Avrupa üllkelerinde demokrasinin olmazsa olmazı sendikalar, Sosyal dernek ve kuruluşlar işverenle, devletle karşılıklı oturup çalışanının günün koşullarına uygun yaşam standardını belirleyip taleplerini görüşebiliyorlar. Bu koşullarda Avrupa’da kıskançlık kimin umurunda?
Son haftalarda Türkiye’de baş döndürücü siyasi gelişmeler biz gurbetçilerin ilgisini çekerken, Alman basınında da epeyce ilgi çeken yazılar yayınlandı.
Muhalefet lideri Kemal Kılıçdaroğlunun Cumhurbaşkanı adayı seçilmesi başta devlet televizyon kanalları ARD ile ZDF de hem haber hem de yorumlarında geniş yer verdi.Kılıçdaroğlu’nun Ankara-İstanbul arasındaki HAK HUKUK ADELET yürüyüşünden görüntülerle Türkiye’nin yeni bir siyasi yapıya hazırlandığını belirttiler.

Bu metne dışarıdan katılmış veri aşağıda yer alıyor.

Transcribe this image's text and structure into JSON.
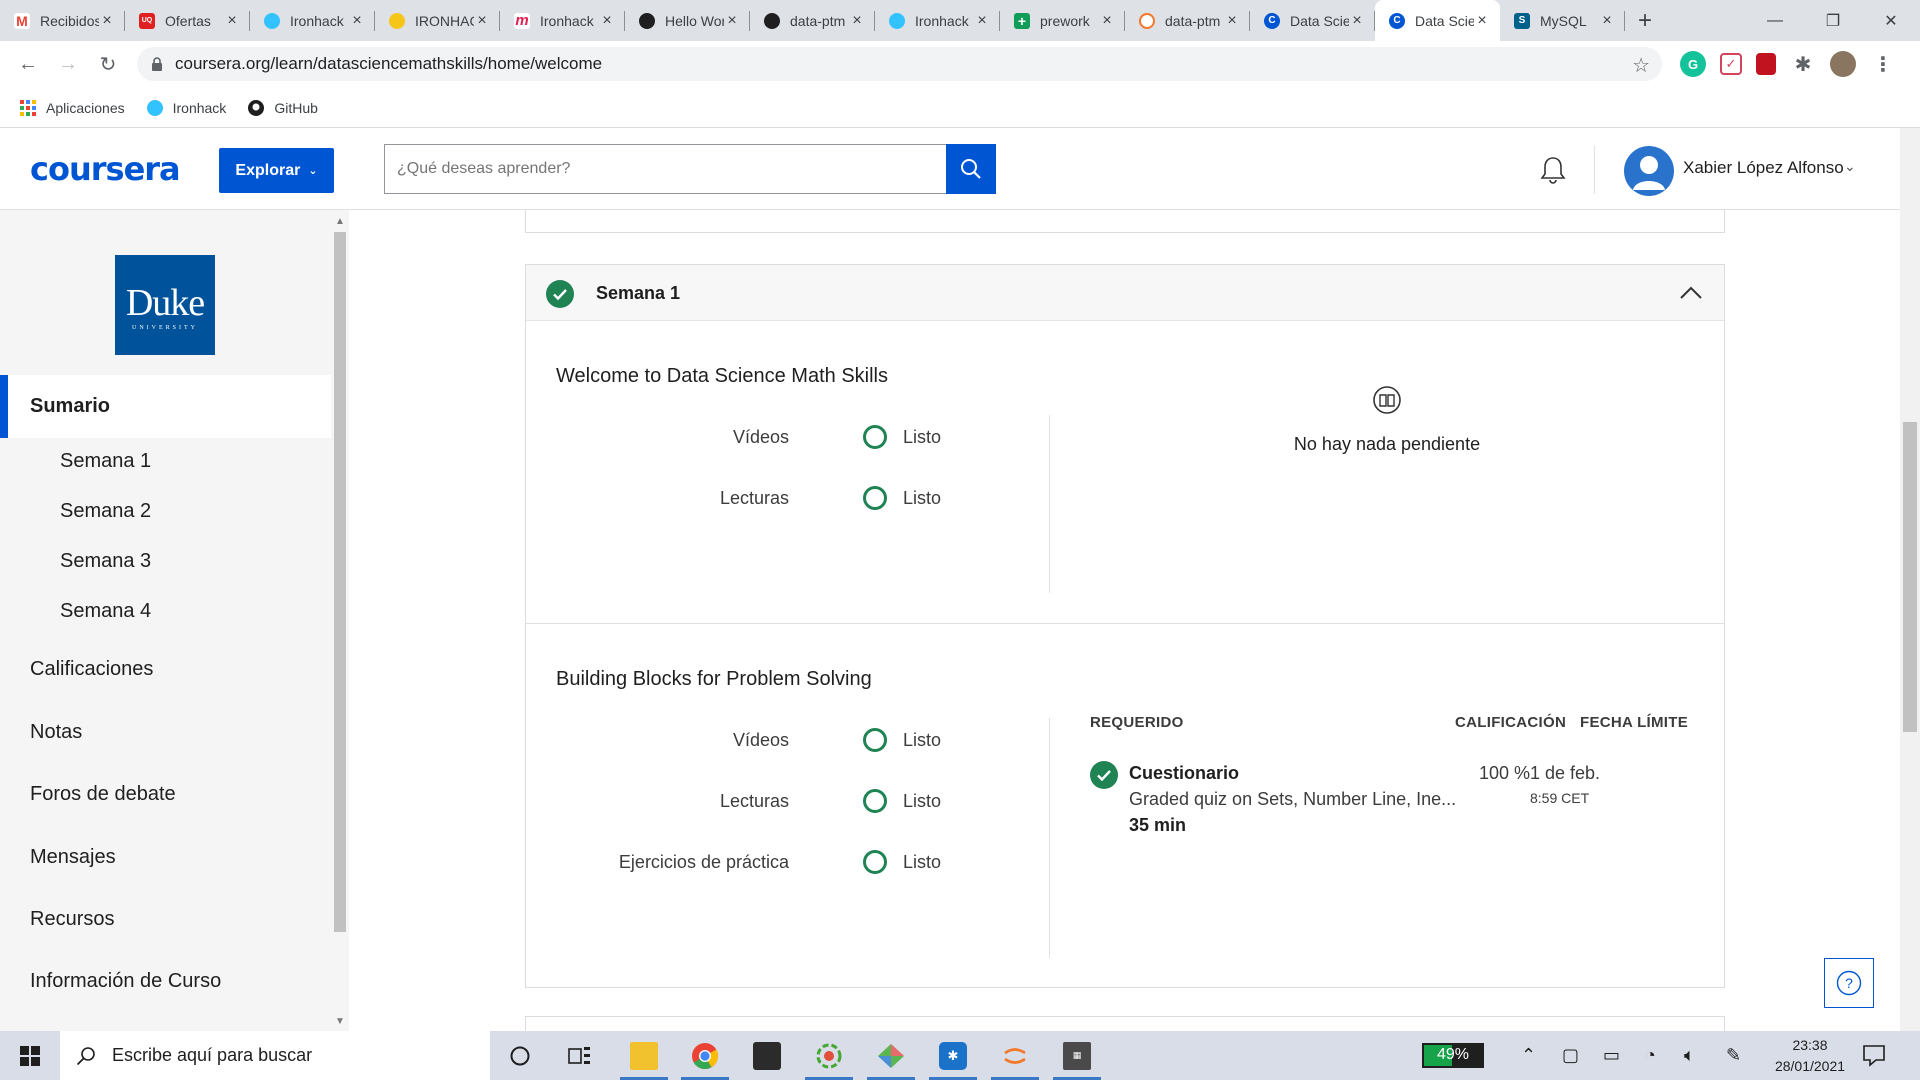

Yazılı basın Frankfurter Algemine Zeitung FAZ, Süddeutsche Zeitung SZ ve Die Zeit gibi büyük trajlı gazeteler, Erdoğan’a rakip olacak Kılıçdaroğlu’nun kişiliği, haksızlıkları, yanlış yönetim biçimlerini, devlet içinde liyakatsiz atamaları eleştiren yönlerini ele alarak okuyucularına yansıttılar.
Muhalefetin ortak çabaları sonucu Türkiye’nin gelecek yüzyılına damgasını vurması beklenen yeni seçimlerde parlemeter sisteme dönüleceğininde altı çizilerek Türkiye’de sert siyasi söylemlerden usanan seçmenin kararının merakla beklendiği belirtilmektedir adı geçen gazete sütunlarında.

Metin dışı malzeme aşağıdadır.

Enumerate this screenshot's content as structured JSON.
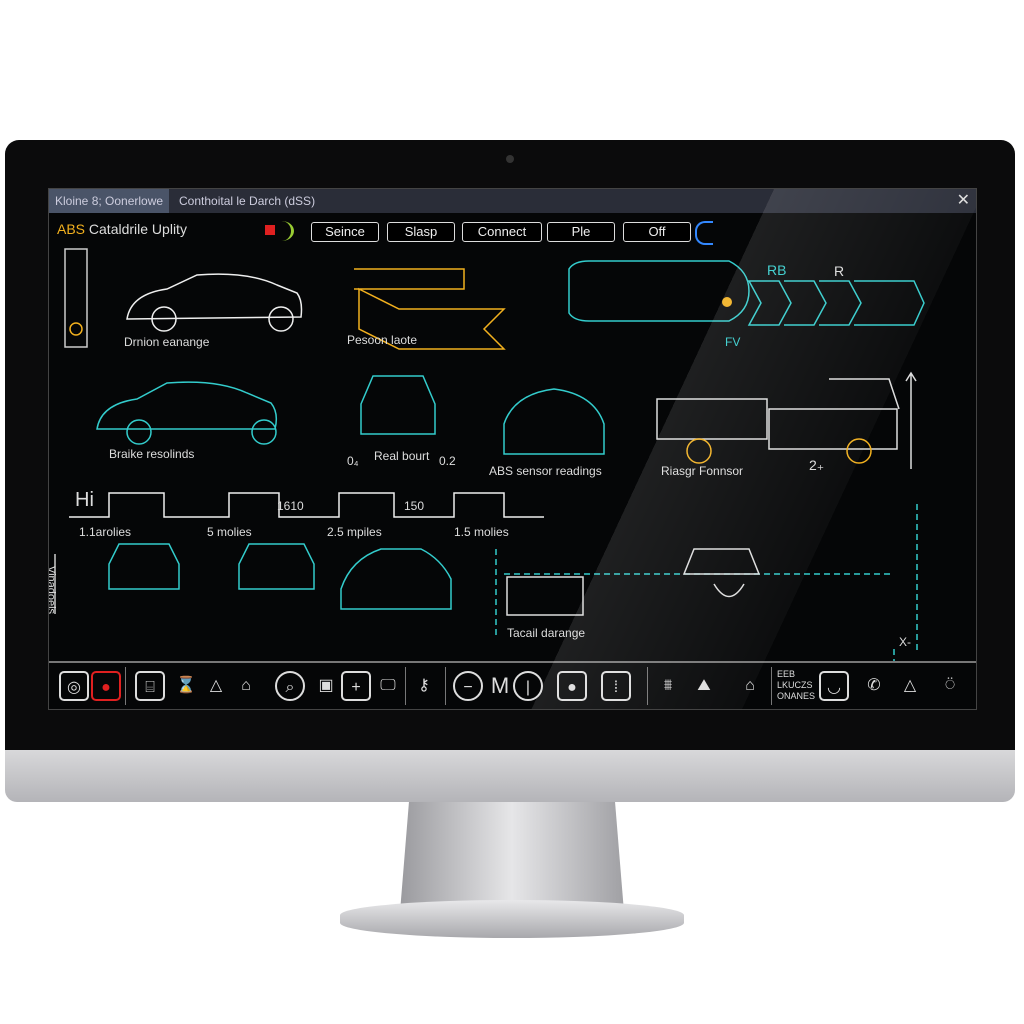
{
  "window": {
    "tab_active": "Kloine 8; Oonerlowe",
    "tab_title": "Conthoital le Darch (dSS)",
    "close": "✕"
  },
  "app": {
    "title_prefix": "ABS",
    "title": "Cataldrile Uplity"
  },
  "toolbar_buttons": [
    "Seince",
    "Slasp",
    "Connect",
    "Ple",
    "Off"
  ],
  "labels": {
    "drnion": "Drnion eanange",
    "pesoon": "Pesoon laote",
    "rb": "RB",
    "r": "R",
    "fv": "FV",
    "braike": "Braike resolinds",
    "o4": "0₄",
    "real_bourt": "Real bourt",
    "o2": "0.2",
    "abs_readings": "ABS sensor readings",
    "riasgr": "Riasgr Fonnsor",
    "two": "2₊",
    "hi": "Hi",
    "m1": "1.1arolies",
    "m2": "5 molies",
    "v1": "1610",
    "m3": "2.5 mpiles",
    "v2": "150",
    "m4": "1.5 molies",
    "vertical": "Vinadoels",
    "tacail": "Tacail darange",
    "x": "X-"
  },
  "bottom_icons": [
    "disc-icon",
    "alert-icon",
    "gauge-icon",
    "hourglass-icon",
    "warning-icon",
    "home-icon",
    "search-icon",
    "image-icon",
    "plus-icon",
    "monitor-icon",
    "tool-icon",
    "minus-icon",
    "m-icon",
    "power-icon",
    "record-icon",
    "sensor-icon",
    "car-lift-icon",
    "garage-icon",
    "house-icon",
    "text-icon",
    "phone-icon",
    "triangle-icon",
    "info-icon"
  ],
  "bottom_text": "EEB LKUCZS ONANES",
  "colors": {
    "accent": "#f2b01e",
    "teal": "#33cccc",
    "red": "#e02020"
  }
}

Yukarıda kısa başlıklar altında sunduğumuz siyasi nitelikteki haberlerde kıskançlığa ait tümcelere rastlamadık. televizyon ve gazete haberlerinde Türkiye’deki gelişmeler izleyici ve okuyuculara aktarılırken genel durum böyle idi.
Türkiye’li seçmenler Alman haber kanallarından ve basınından değil de daha çok bol siyasi yorumlu Türkiye Televizyonlarından izlemekteler siyasi gelişmeleri. Avrupa’da yaşayan çifte vatandaş veya bulunduğu ülkenin vatandaşı olan gurbetçiler bulundukları ülkelerdeki sol, sosyal demokrat partilerine oylarını verirken, Türkiye’de tam tersini uygulayarak, dini söylemleri öne çıkararak, milliyetçi demeçleri üst perdeden aktaran partilere oylarını vermektedirler. Ancak;14 Mayıs’ta yapılması kesinleşen Türkiye seçimlerinde gurbetçilerin oy kullanımlarındaki kriterlerinde de değişim beklenmektedir.
‘’Avrupa’nın bizi kıskanması’’ yerine siyasi gelişmeleri yakından izleyerek Türkiye’nin demokrasideki yerini pekiştirmesinden memnun olacaklarına inanıyorum.